Этот служащий и стал, в частности, героем «Спиритического сеанса» Булгакова. Но коллизия в целом не могла не затронуть и его самого, и тем более – близкого ему в те первые годы круга литераторов. Она была связана с повседневностью. «Во всякое учреждение входили все мы, как в психоаналитический институт, – вспоминал Ф. Степун. – Первым шагом, от которого зависело все, была правильность социологического диагноза, прозрение заговорщической жилетки под коммунистическим френчем». Речь шла, конечно, не о каком-то реальном заговоре, а о выборе наиболее социально-близкого из нынешних служащих – о некоем «непроизносимом пароле». Особенно важно, однако, дальнейшее пояснение. «Хотя в этом пользовании немым паролем и не было ничего нравственно недопустимого, в нем все же было нечто стыдное, – признается Степун. – (Ведь и на фронте всегда бывало стыдно идти согнувшись по окопу)… В разрешении называть себя „товарищем“ со стороны настоящих коммунистов, в каком-то внутреннем подмигивании всякому псевдотоварищу – „брось, видна птица по полету“, в хлопотах о сохранении своего последнего имущества и своей, как-никак единственной жизни, во всем этом постоянно чувствовалась стыдная кривая согнувшейся перед стихией жизни спины. Лицемерия во всем этом вначале не было, но некоторая привычка к лицедейству перед жизнью и самим собой все же, конечно, слагалась».
Эта «привычка к лицедейству» слагалась и у Булгакова – главным образом в 1920–1921 годах. До этого, в Киеве 1919 года, Булгаков в советских учреждениях, судя по свидетельствам близких, не служил. Только во Владикавказе весной 1920 года перед ним во весь рост встали сложные социально-психологические проблемы, о которых пишет Степун и которые с возможной для отечественной печати ясностью отразились в «Записках на манжетах». Степун полагал, что дело обстояло «нравственно благополучно» первое время – «пока революция была стихией, пока русский человек спасал всего только свою голую жизнь, пока он отчетливо внутренне знал, что его правда и на чем он сам в конце концов твердо стоит». Это – состояние героя «Записок на манжетах»:
«Осваиваюсь. – Завподиск. Наробраз. Литколлегия.
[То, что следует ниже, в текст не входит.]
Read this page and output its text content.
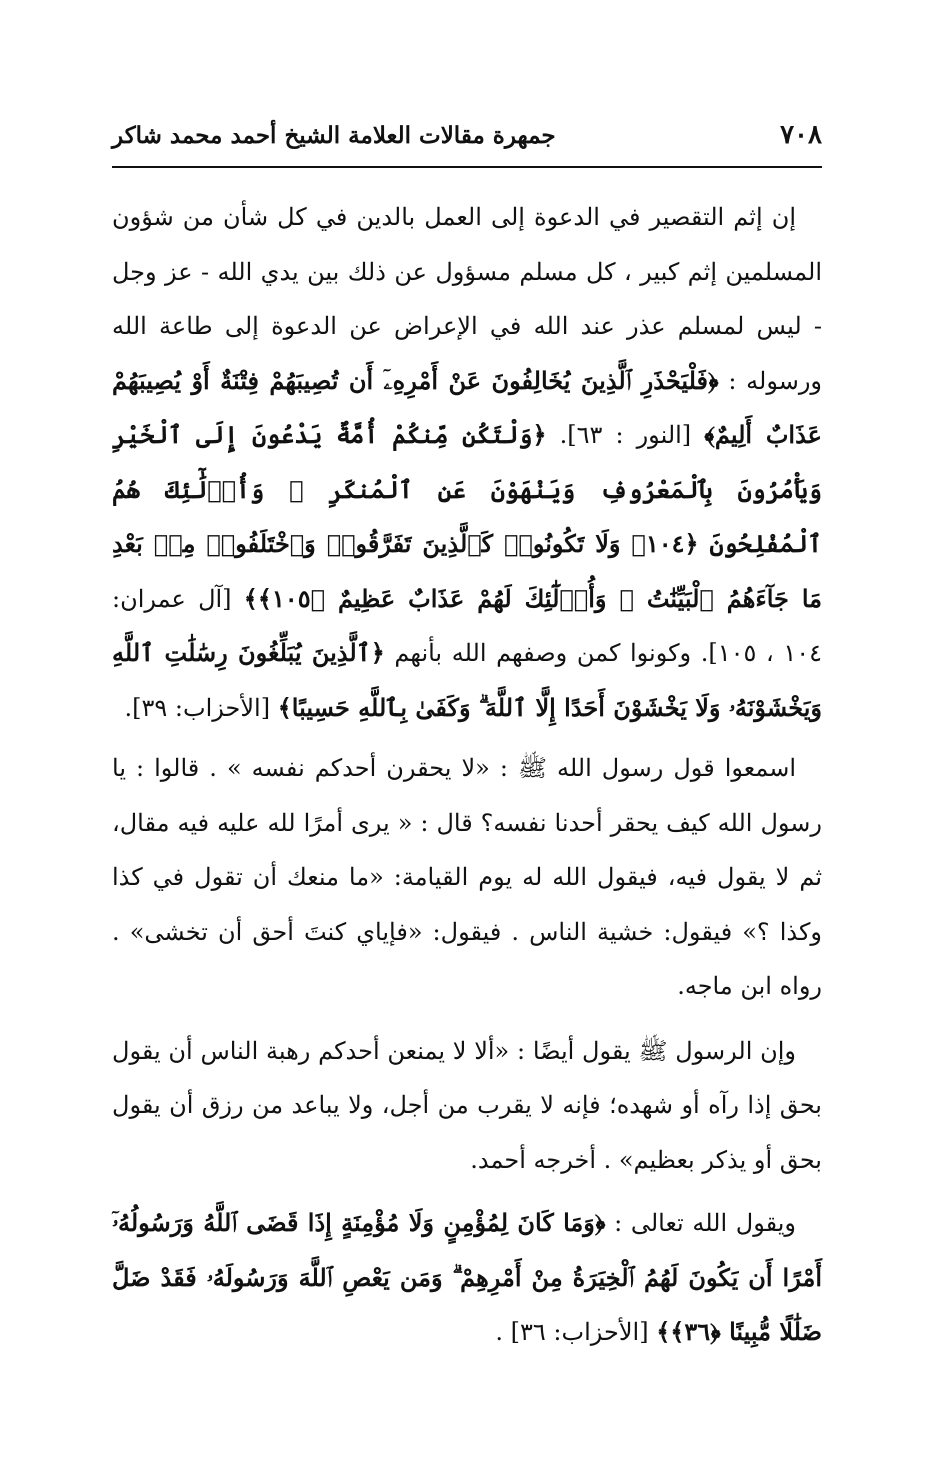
٧٠٨
جمهرة مقالات العلامة الشيخ أحمد محمد شاكر

إن إثم التقصير في الدعوة إلى العمل بالدين في كل شأن من شؤون المسلمين إثم كبير ، كل مسلم مسؤول عن ذلك بين يدي الله - عز وجل - ليس لمسلم عذر عند الله في الإعراض عن الدعوة إلى طاعة الله ورسوله : ﴿فَلْيَحْذَرِ ٱلَّذِينَ يُخَالِفُونَ عَنْ أَمْرِهِۦٓ أَن تُصِيبَهُمْ فِتْنَةٌ أَوْ يُصِيبَهُمْ عَذَابٌ أَلِيمٌ﴾ [النور : ٦٣]. ﴿وَلْتَكُن مِّنكُمْ أُمَّةٌ يَدْعُونَ إِلَى ٱلْخَيْرِ وَيَأْمُرُونَ بِٱلْمَعْرُوفِ وَيَنْهَوْنَ عَنِ ٱلْمُنكَرِ ۚ وَأُو۟لَٰٓئِكَ هُمُ ٱلْمُفْلِحُونَ ﴿١٠٤﴾ وَلَا تَكُونُوا۟ كَٱلَّذِينَ تَفَرَّقُوا۟ وَٱخْتَلَفُوا۟ مِنۢ بَعْدِ مَا جَآءَهُمُ ٱلْبَيِّنَٰتُ ۚ وَأُو۟لَٰٓئِكَ لَهُمْ عَذَابٌ عَظِيمٌ ﴿١٠٥﴾﴾ [آل عمران: ١٠٤ ، ١٠٥]. وكونوا كمن وصفهم الله بأنهم ﴿ٱلَّذِينَ يُبَلِّغُونَ رِسَٰلَٰتِ ٱللَّهِ وَيَخْشَوْنَهُۥ وَلَا يَخْشَوْنَ أَحَدًا إِلَّا ٱللَّهَ ۗ وَكَفَىٰ بِٱللَّهِ حَسِيبًا﴾ [الأحزاب: ٣٩].

اسمعوا قول رسول الله ﷺ : «لا يحقرن أحدكم نفسه » . قالوا : يا رسول الله كيف يحقر أحدنا نفسه؟ قال : « يرى أمرًا لله عليه فيه مقال، ثم لا يقول فيه، فيقول الله له يوم القيامة: «ما منعك أن تقول في كذا وكذا ؟» فيقول: خشية الناس . فيقول: «فإياي كنتَ أحق أن تخشى» . رواه ابن ماجه.

وإن الرسول ﷺ يقول أيضًا : «ألا لا يمنعن أحدكم رهبة الناس أن يقول بحق إذا رآه أو شهده؛ فإنه لا يقرب من أجل، ولا يباعد من رزق أن يقول بحق أو يذكر بعظيم» . أخرجه أحمد.

ويقول الله تعالى : ﴿وَمَا كَانَ لِمُؤْمِنٍ وَلَا مُؤْمِنَةٍ إِذَا قَضَى ٱللَّهُ وَرَسُولُهُۥٓ أَمْرًا أَن يَكُونَ لَهُمُ ٱلْخِيَرَةُ مِنْ أَمْرِهِمْ ۗ وَمَن يَعْصِ ٱللَّهَ وَرَسُولَهُۥ فَقَدْ ضَلَّ ضَلَٰلًا مُّبِينًا ﴿٣٦﴾﴾ [الأحزاب: ٣٦] .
Ходит какой-то между столами. В сером френче и чудовищном галифе. Вонзается в группы, и те разваливаются. На кого ни глянет – все бледнеют. Глаза под стол лезут. 〈…〉
Подошел. Просверлил глазами, вынул душу, положил на ладонь и внимательно осмотрел. Но душа – кристалл!
Вложил обратно. Улыбнулся благосклонно».
По терминологии Степуна – лицедейство, но не лицемерие. Не почувствовав разницы, мы не поймем, как Булгаков, разделяя вначале это защитное лицедейство с очень многими литераторами, помы́кавшимися по разные стороны фронта, прежде чем окончательно осесть в Москве начала 1920-х годов, далее уходит от лицемерия – и в первую очередь от проникновения его в творчество.
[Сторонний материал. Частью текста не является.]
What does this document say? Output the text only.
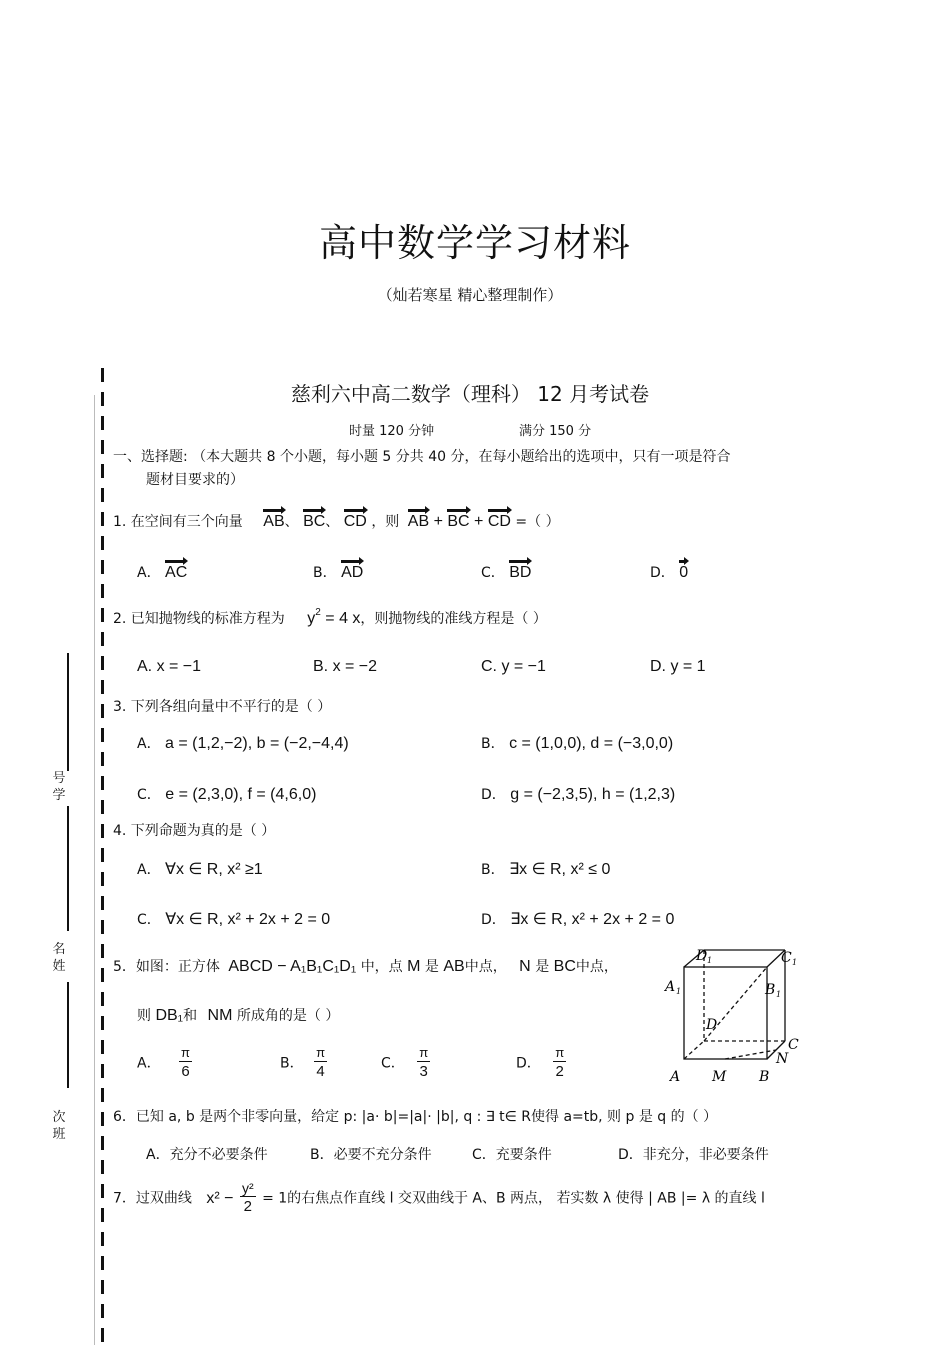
高中数学学习材料
（灿若寒星 精心整理制作）
号学
名姓
次班
慈利六中高二数学（理科） 12 月考试卷
时量 120 分钟	满分 150 分
一、选择题: （本大题共 8 个小题，每小题 5 分共 40 分，在每小题给出的选项中，只有一项是符合
题材目要求的）
1. 在空间有三个向量 AB、 BC、 CD ，则 AB + BC + CD =（ ）
A． AC	B． AD	C． BD	D． 0
2. 已知抛物线的标准方程为 $y^2 = 4$ x，则抛物线的准线方程是（ ）
A. x = −1	B. x = −2	C. y = −1	D. y = 1
3. 下列各组向量中不平行的是（ ）
A． a = (1,2,−2), b = (−2,−4,4)	B． c = (1,0,0), d = (−3,0,0)
C． e = (2,3,0), f = (4,6,0)	D． g = (−2,3,5), h = (1,2,3)
4. 下列命题为真的是（ ）
A． ∀x ∈ R, x² ≥1	B． ∃x ∈ R, x² ≤ 0
C． ∀x ∈ R, x² + 2x + 2 = 0	D． ∃x ∈ R, x² + 2x + 2 = 0
5．如图：正方体 ABCD − A₁B₁C₁D₁ 中，点 M 是 AB中点， N 是 BC中点，
则 DB₁和 NM 所成角的是（ ）
A． $\frac{\pi}{6}$	B． $\frac{\pi}{4}$	C． $\frac{\pi}{3}$	D． $\frac{\pi}{2}$
D 1	C 1
A 1	B 1
D
C
N
A M B
6．已知 a, b 是两个非零向量，给定 p: |a· b|=|a|· |b|, q : ∃ t∈ R使得 a=tb, 则 p 是 q 的（ ）
A．充分不必要条件	B．必要不充分条件	C．充要条件	D．非充分，非必要条件
7．过双曲线 $x^2 - \frac{\text{y²}}{2} = 1$的右焦点作直线 l 交双曲线于 A、B 两点， 若实数 λ 使得 | AB |= λ 的直线 l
«К моменту начала деникинского выступления в целом ряде людей, – пишет Степун, имея в виду тех, кто, в отличие от Булгакова, оказался к этому моменту в тылу Красной армии, – чувствовалось уже не только наличие двух лиц, но и лицо двуличия, т. е. полная невозможность разобраться – какое же из своих лиц, „товарищеское“ или „заговорщическое“, они действительно ощущают своим.
К этому времени большое количество советских служащих было уже до некоторой степени устроено большевиками, и потому ощущало какую-то неуверенность в своих предощущениях деникинского прихода…»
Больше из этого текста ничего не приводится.